The first thing that strikes you is the sheer scale of the Expo 2020 site. Spanning more than 1,000 acres, it is arranged into three distinct districts, thematically named Mobility, Sustainability, and Opportunity, fanning out from Al Wasl Plaza, named after the Arabic for “connection.”
At each entrance stands a pair of 70-foot-high carbon fiber gates. Inspired by the intricate mashrabiya (latticework screens) of traditional Arabian homes, they are designed to act as a demarcation between present and future. Sure enough, no sooner am I through the gates that I encounter my first robot. A retro-looking lady-bot who could’ve been plucked straight from The Jetsons, she tersely reminds me to wear a mask before trundling on her way.
I soon realize it’s impossible to do the expo justice in just one visit. On my first day I dart among pavilions with my son and daughter, as they rush to collect stamps in their passports like contestants on a reality television show. Respite comes in the form of a mesmerizing water feature named Surreal, a four-story installation near the main plaza. Waves of water crest over the walls, surging down the curved pebbled surface to the delight of bare-footed visitors below, before seeming to flow upwards again, all to an orchestral soundtrack by Game of Thrones composer Ramin Djawadi.
After that first foray, barely scratching the surface of the Mobility district, I upgrade our day tickets to a season pass. Future visits over the coming months take a more leisurely pace. We wander the palm-lined boulevards and shaded sikkas, ogling the architecture of every nation’s structures.
There’s the delicate whimsy of Poland’s pavilion, adorned with hundreds of white sculpted birds that turn in the breeze; the bravado of Russia’s rainbow facade, coiled with brightly coloured cables; the awesome might of Saudi Arabia’s LED edifice, laid open like a book; and the quiet majesty of Sweden’s spruce forest, a sustainable tour de force that will be dismantled and then reassembled elsewhere at the end of its tenure.
Admittedly, as Australian expats living in Dubai, my family and I spend more time in the Australia Pavilion than anywhere else, returning time and again to feed our homesick souls with fried potato cakes, chocolate-coated lamingtons, and First Nations dreamtime stories presented within the pavilion’s immersive dome. There’s much more to be savored, elsewhere, of course, from African snacks and baobab-infused cocktails to Belgian frites and beers, and multi-course dinners from Michelin-starred chefs.
For all of the fair’s facades, it’s the transition from day to night that is most beguiling, when the understated elegance of Oman’s timber and white exterior transforms into a technicolor bulb, the wings of the Sustainability Pavilion appear in full flight, and sunset lingers for an additional hour thanks to the warm, rosy glow of LED streetlights.

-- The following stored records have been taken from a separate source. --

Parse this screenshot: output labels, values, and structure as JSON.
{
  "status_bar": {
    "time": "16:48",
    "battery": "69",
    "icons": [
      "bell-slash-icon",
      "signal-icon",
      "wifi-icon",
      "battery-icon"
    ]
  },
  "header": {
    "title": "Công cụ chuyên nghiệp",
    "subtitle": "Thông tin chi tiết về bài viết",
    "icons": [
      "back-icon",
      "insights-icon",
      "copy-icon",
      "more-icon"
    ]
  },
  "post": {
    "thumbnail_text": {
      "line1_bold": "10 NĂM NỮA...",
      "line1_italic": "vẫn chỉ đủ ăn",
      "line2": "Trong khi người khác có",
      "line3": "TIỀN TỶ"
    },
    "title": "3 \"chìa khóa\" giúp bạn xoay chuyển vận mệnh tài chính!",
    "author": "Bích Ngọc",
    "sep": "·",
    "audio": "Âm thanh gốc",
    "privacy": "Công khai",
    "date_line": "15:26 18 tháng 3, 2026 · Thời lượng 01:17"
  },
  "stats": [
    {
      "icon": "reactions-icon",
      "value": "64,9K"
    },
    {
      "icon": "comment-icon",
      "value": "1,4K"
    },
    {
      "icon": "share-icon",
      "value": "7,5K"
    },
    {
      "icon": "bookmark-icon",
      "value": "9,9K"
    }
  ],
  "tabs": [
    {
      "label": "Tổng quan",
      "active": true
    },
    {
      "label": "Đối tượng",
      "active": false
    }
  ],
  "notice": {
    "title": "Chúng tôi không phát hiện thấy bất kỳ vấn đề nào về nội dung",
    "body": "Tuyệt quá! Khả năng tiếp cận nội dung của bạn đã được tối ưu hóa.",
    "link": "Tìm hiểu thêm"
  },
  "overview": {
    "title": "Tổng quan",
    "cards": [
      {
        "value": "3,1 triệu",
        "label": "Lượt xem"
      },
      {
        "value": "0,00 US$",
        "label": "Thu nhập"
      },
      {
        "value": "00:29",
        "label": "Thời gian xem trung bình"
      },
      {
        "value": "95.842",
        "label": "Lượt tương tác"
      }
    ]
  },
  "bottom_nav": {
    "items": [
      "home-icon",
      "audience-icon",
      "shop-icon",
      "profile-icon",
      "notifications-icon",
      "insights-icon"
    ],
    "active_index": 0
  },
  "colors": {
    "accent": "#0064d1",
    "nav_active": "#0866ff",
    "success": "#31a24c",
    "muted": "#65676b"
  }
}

Now that Expo 2020 has drawn to a close, another transition is underway, as the area transforms into District 2020, an integrated “15-minute city” of the future, wherein everything can be reached within a quarter-hour. For the first time in the history of the expo, the event’s developers will repurpose up to 90 percent of the existing infrastructure into offices, residences, restaurants, stores, schools, and essential services.
Sustainability is woven into the fabric of the district’s landscape. Solar panels atop steel canopies that mimic trees generate enough energy to power 370 households. Gardens have been planted with drought-tolerant ghaf trees and native grasses, and the LEED-certified buildings feature built-in water and waste recycling programs. The hope is that District 2020 will become the model for future living in Dubai, acting as an incubator for start-ups, transport, and tech businesses.
At a time when travel plans were curtailed and the world felt more unknowable than ever, Expo 2020 provided a sense of escapism and a chance for expats and travelers to reconnect with their home countries. In its next iteration as District 2020, it will soon become a permanent home for a new generation of dreamers and doers.